De hecho, Francisco ha decidido que en ese consejo haya cardenales de cada uno de los continentes -Africa, Asia, Europa, América latina, América del Norte y Oceania-, un cardenal perteneciente a la curia romana y a un cardenal que cumpla las tareas de coordinador.
En representación de África, el Papa ha elegido al cardenal Laurent Monsengwo Pasinya, arzobispo de Kinshasa, República Democrática del Congo.
Por Asia, el cardenal Oswald Gracias, arzobispo de Bombay (India).
El cardenal alemán, Reinhard Marx, arzobispo de Munich, ocupará el asiento eservado a Europa.
En nombre de América latina estará el cardenal chileno Francisco Javier Errázuriz Ossa, arzobispo emérito de Santiago de Chile.
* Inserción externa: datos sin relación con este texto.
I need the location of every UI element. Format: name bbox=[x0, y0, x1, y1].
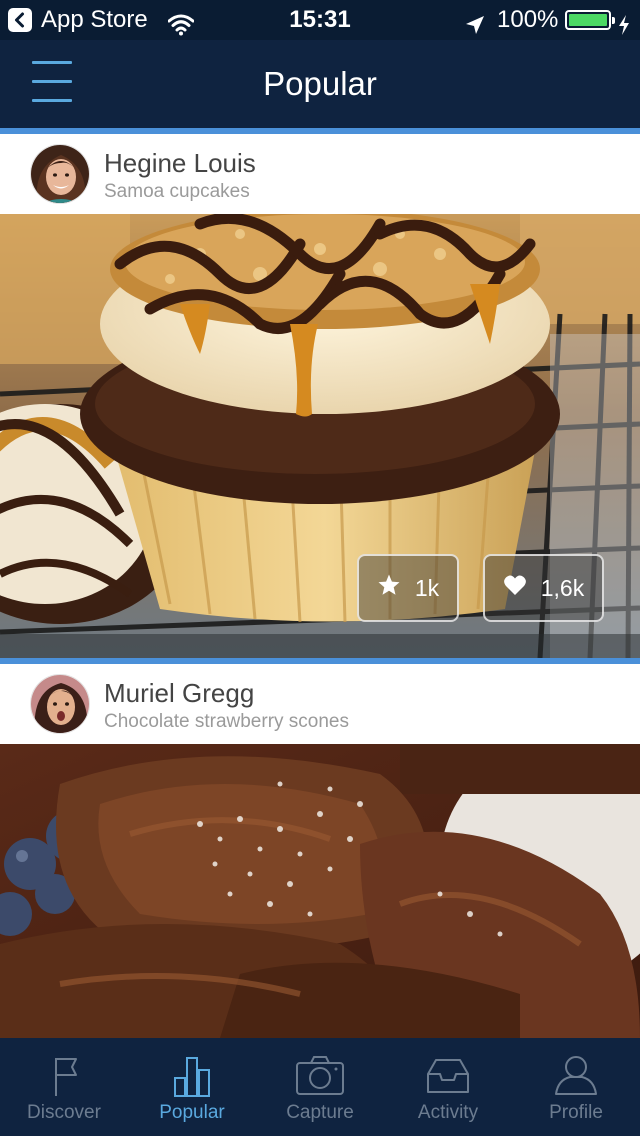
app-screen: App Store 15:31 100% Popular Hegine Loui… bbox=[0, 0, 640, 1136]
tab-activity[interactable]: Activity bbox=[384, 1038, 512, 1136]
author-name[interactable]: Muriel Gregg bbox=[104, 678, 254, 708]
bar-chart-icon bbox=[128, 1054, 256, 1098]
author-name[interactable]: Hegine Louis bbox=[104, 148, 256, 178]
favorite-button[interactable]: 1k bbox=[357, 554, 459, 622]
star-icon bbox=[377, 573, 401, 603]
tab-label: Profile bbox=[549, 1102, 603, 1123]
battery-percent: 100% bbox=[497, 6, 559, 33]
recipe-photo[interactable]: 1k 1,6k bbox=[0, 214, 640, 658]
feed-card[interactable]: Muriel Gregg Chocolate strawberry scones bbox=[0, 664, 640, 1038]
tab-discover[interactable]: Discover bbox=[0, 1038, 128, 1136]
heart-icon bbox=[503, 574, 527, 602]
favorite-count: 1k bbox=[414, 574, 440, 601]
tab-profile[interactable]: Profile bbox=[512, 1038, 640, 1136]
user-icon bbox=[512, 1054, 640, 1098]
tab-label: Capture bbox=[286, 1102, 354, 1123]
tab-popular[interactable]: Popular bbox=[128, 1038, 256, 1136]
avatar[interactable] bbox=[30, 674, 90, 734]
recipe-title: Samoa cupcakes bbox=[104, 181, 250, 202]
recipe-title: Chocolate strawberry scones bbox=[104, 711, 349, 732]
card-header[interactable]: Muriel Gregg Chocolate strawberry scones bbox=[0, 664, 640, 744]
page-title: Popular bbox=[263, 65, 377, 102]
recipe-photo[interactable] bbox=[0, 744, 640, 1038]
battery-level bbox=[569, 14, 607, 26]
tab-label: Activity bbox=[417, 1102, 479, 1123]
like-button[interactable]: 1,6k bbox=[483, 554, 604, 622]
tab-bar: Discover Popular Capture Activity Profil… bbox=[0, 1038, 640, 1136]
card-header[interactable]: Hegine Louis Samoa cupcakes bbox=[0, 134, 640, 214]
tab-capture[interactable]: Capture bbox=[256, 1038, 384, 1136]
like-count: 1,6k bbox=[540, 574, 585, 601]
battery-icon bbox=[565, 10, 615, 30]
nav-bar: Popular bbox=[0, 40, 640, 128]
tab-label: Discover bbox=[27, 1102, 101, 1123]
tab-label: Popular bbox=[159, 1102, 225, 1123]
camera-icon bbox=[256, 1054, 384, 1098]
avatar[interactable] bbox=[30, 144, 90, 204]
feed-card[interactable]: Hegine Louis Samoa cupcakes 1k 1,6k bbox=[0, 134, 640, 664]
status-bar: App Store 15:31 100% bbox=[0, 0, 640, 40]
inbox-icon bbox=[384, 1054, 512, 1098]
flag-icon bbox=[0, 1054, 128, 1098]
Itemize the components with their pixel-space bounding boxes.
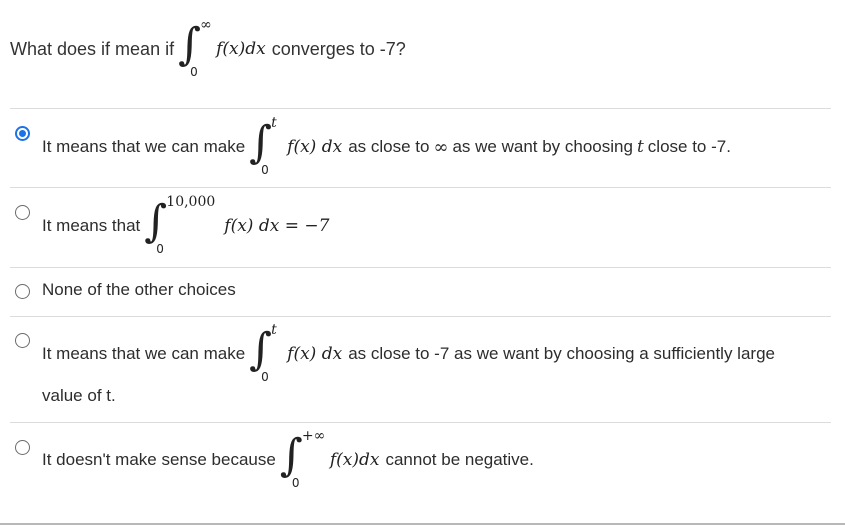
integral-lower: 0 [261,370,269,384]
question-integrand: f(x)dx [216,39,266,59]
integral-upper: ∞ [200,17,212,33]
choice-1-var: t [636,137,644,157]
divider [10,267,831,268]
integral-upper: 10,000 [166,194,216,210]
choice-2-expr: f(x) dx = −7 [224,216,330,236]
choice-5[interactable]: It doesn't make sense because ∫ +∞ 0 f(x… [42,428,534,490]
choice-1-integrand: f(x) dx [287,137,343,157]
choice-4-post: as close to -7 as we want by choosing a … [348,344,775,363]
choice-1-pre: It means that we can make [42,137,246,156]
choice-1[interactable]: It means that we can make ∫ t 0 f(x) dx … [42,115,731,177]
choice-5-pre: It doesn't make sense because [42,450,276,469]
integral-icon: ∫ 10,000 0 [144,194,216,256]
choice-4-pre: It means that we can make [42,344,246,363]
choice-1-radio[interactable] [15,126,30,141]
integral-icon: ∫ +∞ 0 [279,428,326,490]
choice-2-radio[interactable] [15,205,30,220]
choice-5-integrand: f(x)dx [329,450,380,470]
integral-lower: 0 [261,163,269,177]
choice-2-pre: It means that [42,216,141,235]
question-prefix: What does if mean if [10,38,175,59]
choice-3-radio[interactable] [15,284,30,299]
divider [10,108,831,109]
choice-4-radio[interactable] [15,333,30,348]
infinity-symbol: ∞ [433,136,449,158]
divider [10,316,831,317]
integral-upper: +∞ [301,428,326,444]
choice-5-post: cannot be negative. [385,450,534,469]
question-suffix: converges to -7? [271,38,406,59]
integral-lower: 0 [156,242,164,256]
divider [10,422,831,423]
choice-3-text: None of the other choices [42,280,236,299]
choice-3[interactable]: None of the other choices [42,279,236,301]
integral-upper: t [271,115,277,131]
divider [10,187,831,188]
bottom-divider [0,523,845,525]
integral-upper: t [271,322,277,338]
choice-1-mid2: as we want by choosing [452,137,633,156]
integral-lower: 0 [190,65,198,79]
choice-1-mid: as close to [348,137,430,156]
integral-icon: ∫ t 0 [249,322,277,384]
integral-lower: 0 [291,476,300,490]
choice-1-post: close to -7. [647,137,731,156]
integral-icon: ∫ t 0 [249,115,277,177]
choice-5-radio[interactable] [15,440,30,455]
choice-2[interactable]: It means that ∫ 10,000 0 f(x) dx = −7 [42,194,330,256]
integral-icon: ∫ ∞ 0 [178,17,212,79]
choice-4-line2: value of t. [42,385,116,407]
choice-4-line2-text: value of t. [42,386,116,405]
choice-4[interactable]: It means that we can make ∫ t 0 f(x) dx … [42,322,775,384]
question-text: What does if mean if ∫ ∞ 0 f(x)dx conver… [10,14,406,84]
choice-4-integrand: f(x) dx [287,344,343,364]
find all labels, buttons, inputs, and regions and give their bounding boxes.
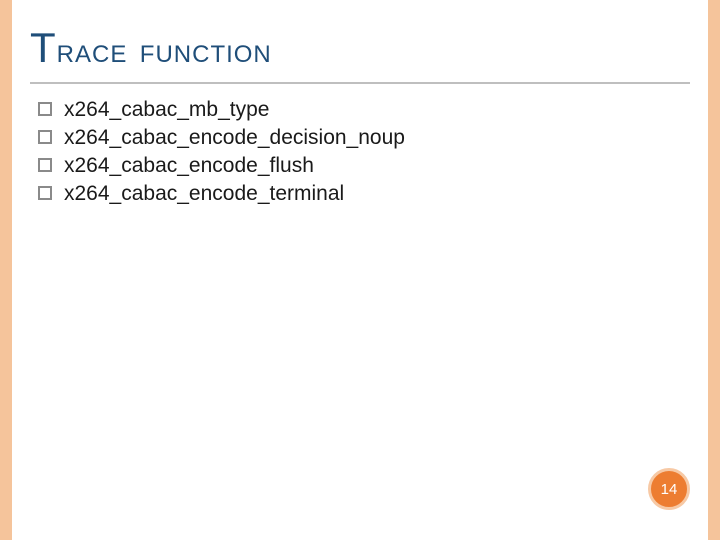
page-number-badge: 14 (648, 468, 690, 510)
accent-bar-right (708, 0, 720, 540)
list-item: x264_cabac_encode_decision_noup (38, 126, 680, 150)
page-number: 14 (661, 481, 678, 498)
list-item: x264_cabac_encode_flush (38, 154, 680, 178)
slide: Trace function x264_cabac_mb_type x264_c… (0, 0, 720, 540)
list-item-label: x264_cabac_mb_type (64, 98, 269, 122)
square-bullet-icon (38, 186, 52, 200)
bullet-list: x264_cabac_mb_type x264_cabac_encode_dec… (38, 98, 680, 210)
accent-bar-left (0, 0, 12, 540)
square-bullet-icon (38, 130, 52, 144)
list-item-label: x264_cabac_encode_flush (64, 154, 314, 178)
square-bullet-icon (38, 102, 52, 116)
title-dropcap: T (30, 24, 57, 71)
square-bullet-icon (38, 158, 52, 172)
list-item: x264_cabac_mb_type (38, 98, 680, 122)
slide-title: Trace function (30, 24, 690, 84)
list-item: x264_cabac_encode_terminal (38, 182, 680, 206)
title-rest: race function (57, 32, 272, 70)
list-item-label: x264_cabac_encode_decision_noup (64, 126, 405, 150)
list-item-label: x264_cabac_encode_terminal (64, 182, 344, 206)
Por pAmérica del Norte, el monje capuchino Sean Patrick O'Malley, arzobispo de Boston.
Por Oceaní, George Pell, arzobispo de Sydney (Australia).
El cardenal que representará en ese consejo a la curia romana será Giuseppe Bertello, presidente del Governatorato del Estado de la Ciudad del Vaticano. Y el cardenal hondureño Oscar Rodríguez Maradiaga será el coordinador de ese consejo consultivo.
Monseñor Marcello Semeraro, obispo de Albano, hará las funciones de secretario.
La primera reunión del consejo de 8 cardenales ya está fijada para que se desarrolle del 1 al 3 de octubre próximo, según informó el Vaticano.